Almost he blurted out Hathui’s accusations, but he stopped himself. He was helpless and alone. This was not the time to make enemies.

“I left the service of Prince Sanglant to become a servant to Brother Marcus. He promised to instruct me in the secrets of the mathematici.”

“Did he do so?”

“He did! He had begun to teach me about the motion of the heavens and the glorious architecture of the world. When I had mastered those, then he promised to teach me how to weave the crowns.”

“Did he!” Hugh glanced toward the unshuttered window but looked back as quickly. “Instead you were stung by a dread creature called an akreva and paralyzed by its venom. Brother Marcus saw fit to send you back to us, as the bearer of a message to the Holy Mother.”

“How came I here? Am I in Darre?”

“Brother Lupus, it seems, had deserted Marcus. He was to bear the message, but in his absence Marcus chose to send you—as you are now—instead. How did it happen that Brother Lupus abandoned his duty?”

“I do not know, Your Excellency.”

“You do not know Brother Lupus?”

“I do not know why he deserted the company, Your Excellency. He fled one night, while we slept in a hostel in Qahirah. That is all I know.”

“Is that all you know? Truly?”

His gentle smile made Zacharias shudder, and that movement spawned another as his hands spasmed and his feet twitched. It was a warning. If he could survive this paralysis, if it were wearing off, then he might hope to escape. He had no loyalty to Wolfhere, after all.

“We stayed at a hostel where Wolfh—where Brother Lupus had stayed many years before.”

“He traveled in Qahirah before?”

“So he said. I don’t know why. The innkeeper recognized him. He had done the innkeeper a favor many years ago, so we were well treated and given a splendid feast that night and a palatable wine, as much as we could drink. That night I had to rise to use the necessary. When returning to my bed, I happened to overhear a conversation between Brother Marcus and Sister Meriam. Marcus no longer trusted Brother Lupus. He thought Brother Lupus had spent too long in Prince Sanglant’s company and seemed unwilling to return to the fold. Sister Anne had commanded that Brother Lupus be sent back to her once we located the crown which lies beyond the old ruins of Kartiako. It was the next morning that we discovered he was gone. Perhaps he overheard their conversation as well. Perhaps he knew they were suspicious of him, and so he fled.”

“If so, it seems their suspicions were correct. Wolfhere.” He savored the name as he might a sweet wine. “It seems that the king’s distrust of him was deserved.”

So spoke the man who had, according to Hathui, corrupted the king by insinuating a daimone into his body! Zacharias held his tongue. It was all he could do not to blurt out the accusation just to see Hugh’s reaction, but instinct saved him. Hugh was not Bulkezu but something different, better or worse he could not tell.

“Are you a mathematicus?” he asked instead. “Can you teach me now that I no longer travel with Brother Marcus? He promised that I would receive teaching if I joined his cause.”

“Is that your wish, Brother Zacharias? To receive teaching?”

“It is! More than anything!”

“Yet you have not told me what you know of Prince Sanglant. And of an Eagle whose name is Hathui. You spoke her name while you slept. What do you know of her? Is it possible you have seen her? She was once King Henry’s trusted counselor, but rumor has it she murdered Helmut Villam after a lover’s quarrel and fled in disgrace.”

How difficult it was to remain silent! But Zacharias held his tongue. He struggled and writhed in his heart, but he held his tongue.

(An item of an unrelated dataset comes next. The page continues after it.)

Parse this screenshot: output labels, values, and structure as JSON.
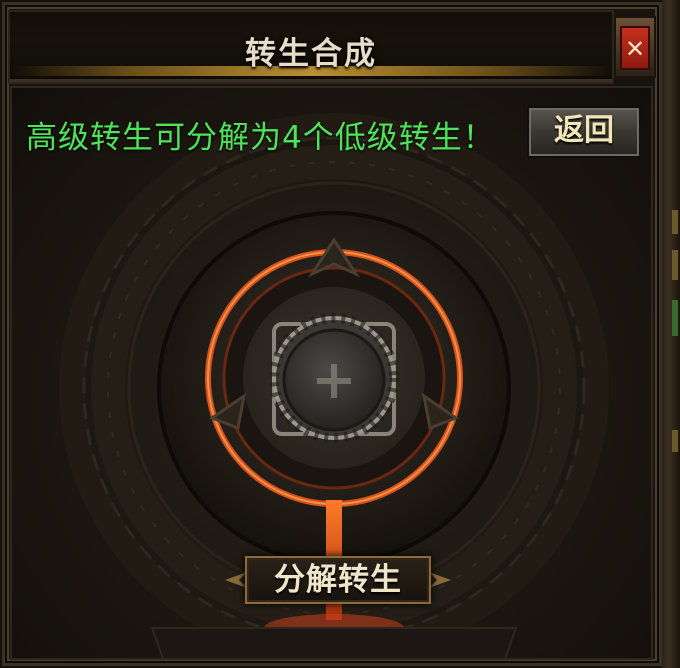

“A man who brought me information about this Eagle, Hathui, would be accepted as a trustworthy member of my household. Such a man could expect to receive training in any craft his heart desired. Even as a mathematicus. For I am one such. I could take him on as a discipla. I could teach him how to weave the crowns, and much more besides.”

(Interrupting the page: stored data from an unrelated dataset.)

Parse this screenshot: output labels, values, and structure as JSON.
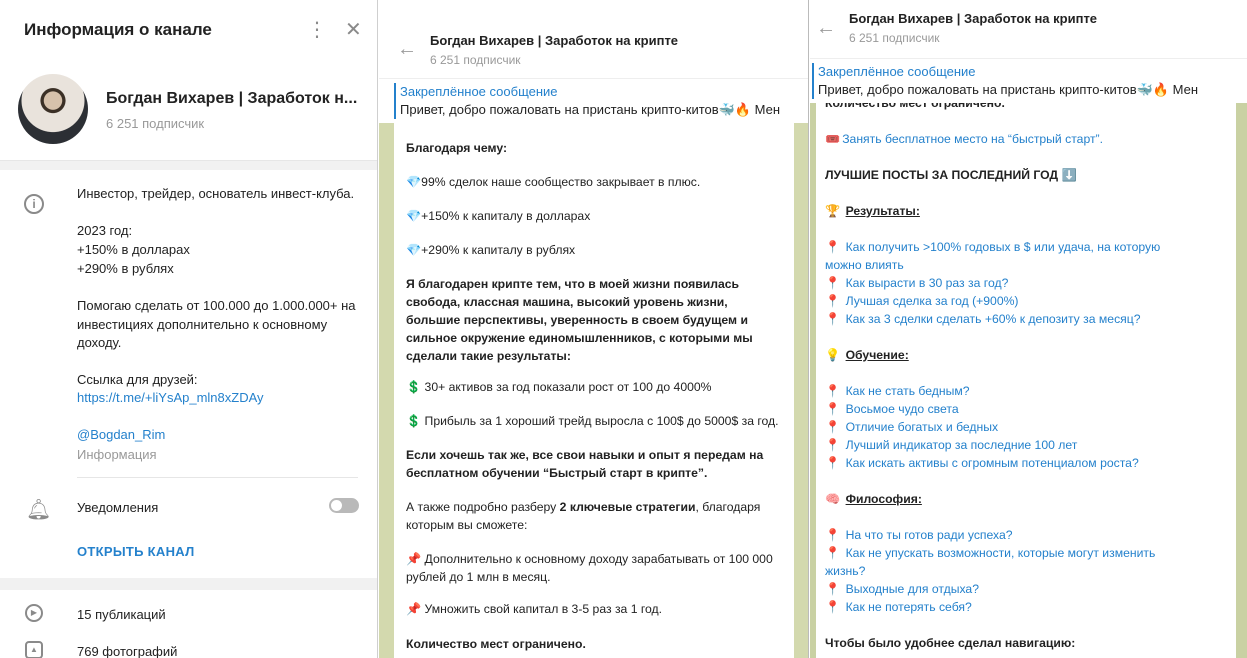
{
  "info_panel": {
    "title": "Информация о канале",
    "channel_name": "Богдан Вихарев | Заработок н...",
    "subscribers": "6 251 подписчик",
    "description": {
      "line1": "Инвестор, трейдер, основатель инвест-клуба.",
      "year": "2023 год:",
      "usd": "+150% в долларах",
      "rub": "+290% в рублях",
      "help1": "Помогаю сделать от 100.000 до 1.000.000+ на",
      "help2": "инвестициях дополнительно к основному",
      "help3": "доходу.",
      "link_label": "Ссылка для друзей:",
      "link": "https://t.me/+liYsAp_mln8xZDAy"
    },
    "username": "@Bogdan_Rim",
    "username_caption": "Информация",
    "notifications_label": "Уведомления",
    "notifications_on": false,
    "open_channel": "ОТКРЫТЬ КАНАЛ",
    "posts": "15 публикаций",
    "photos": "769 фотографий"
  },
  "chat1": {
    "title": "Богдан Вихарев | Заработок на крипте",
    "subscribers": "6 251 подписчик",
    "pin_title": "Закреплённое сообщение",
    "pin_text": "Привет, добро пожаловать на пристань крипто-китов🐳🔥  Мен",
    "lines": {
      "l1": "Благодаря чему:",
      "l2": "💎99% сделок наше сообщество закрывает в плюс.",
      "l3": "💎+150% к капиталу в долларах",
      "l4": "💎+290% к капиталу в рублях",
      "l5a": "Я благодарен крипте тем, что в моей жизни появилась",
      "l5b": "свобода, классная машина, высокий уровень жизни,",
      "l5c": "большие перспективы, уверенность в своем будущем и",
      "l5d": "сильное окружение единомышленников, с которыми мы",
      "l5e": "сделали такие результаты:",
      "l6": "💲 30+ активов за год показали рост от 100 до 4000%",
      "l7": "💲 Прибыль за 1 хороший трейд выросла с 100$ до 5000$ за год.",
      "l8a": "Если хочешь так же, все свои навыки и опыт я передам на",
      "l8b": "бесплатном обучении “Быстрый старт в крипте”.",
      "l9a_pre": "А также подробно разберу ",
      "l9a_bold": "2 ключевые стратегии",
      "l9a_post": ", благодаря",
      "l9b": "которым вы сможете:",
      "l10a": "📌 Дополнительно к основному доходу зарабатывать от 100 000",
      "l10b": "рублей до 1 млн в месяц.",
      "l11": "📌 Умножить свой капитал в 3-5 раз за 1 год.",
      "l12": "Количество мест ограничено."
    }
  },
  "chat2": {
    "title": "Богдан Вихарев | Заработок на крипте",
    "subscribers": "6 251 подписчик",
    "pin_title": "Закреплённое сообщение",
    "pin_text": "Привет, добро пожаловать на пристань крипто-китов🐳🔥  Мен",
    "top_cut": "Количество мест ограничено.",
    "free_seat": "Занять бесплатное место на “быстрый старт”.",
    "best_posts": "ЛУЧШИЕ ПОСТЫ ЗА ПОСЛЕДНИЙ ГОД ⬇️",
    "results_heading": "Результаты:",
    "results": [
      "Как получить >100% годовых в $ или удача, на которую",
      "можно влиять",
      "Как вырасти в 30 раз за год?",
      "Лучшая сделка за год (+900%)",
      "Как за 3 сделки сделать +60% к депозиту за месяц?"
    ],
    "edu_heading": "Обучение:",
    "edu": [
      "Как не стать бедным?",
      "Восьмое чудо света",
      "Отличие богатых и бедных",
      "Лучший индикатор за последние 100 лет",
      "Как искать активы с огромным потенциалом роста?"
    ],
    "philo_heading": "Философия:",
    "philo": [
      "На что ты готов ради успеха?",
      "Как не упускать возможности, которые могут изменить",
      "жизнь?",
      "Выходные для отдыха?",
      "Как не потерять себя?"
    ],
    "nav": "Чтобы было удобнее сделал навигацию:"
  }
}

At the price of betraying his sister.

Hadn’t he once said: “I will do anything for the person who will teach me”?

He shut his eyes, and held his tongue, although he knew his silence betrayed him. Where desire and loyalty warred, loyalty won, and he possessed no glib words to worm his way out of this confrontation. He had probably lost the one thing he desired above all else—that he might learn the secrets of the heavens—and yet it mattered not. He had left Hathui behind, but he would never betray her.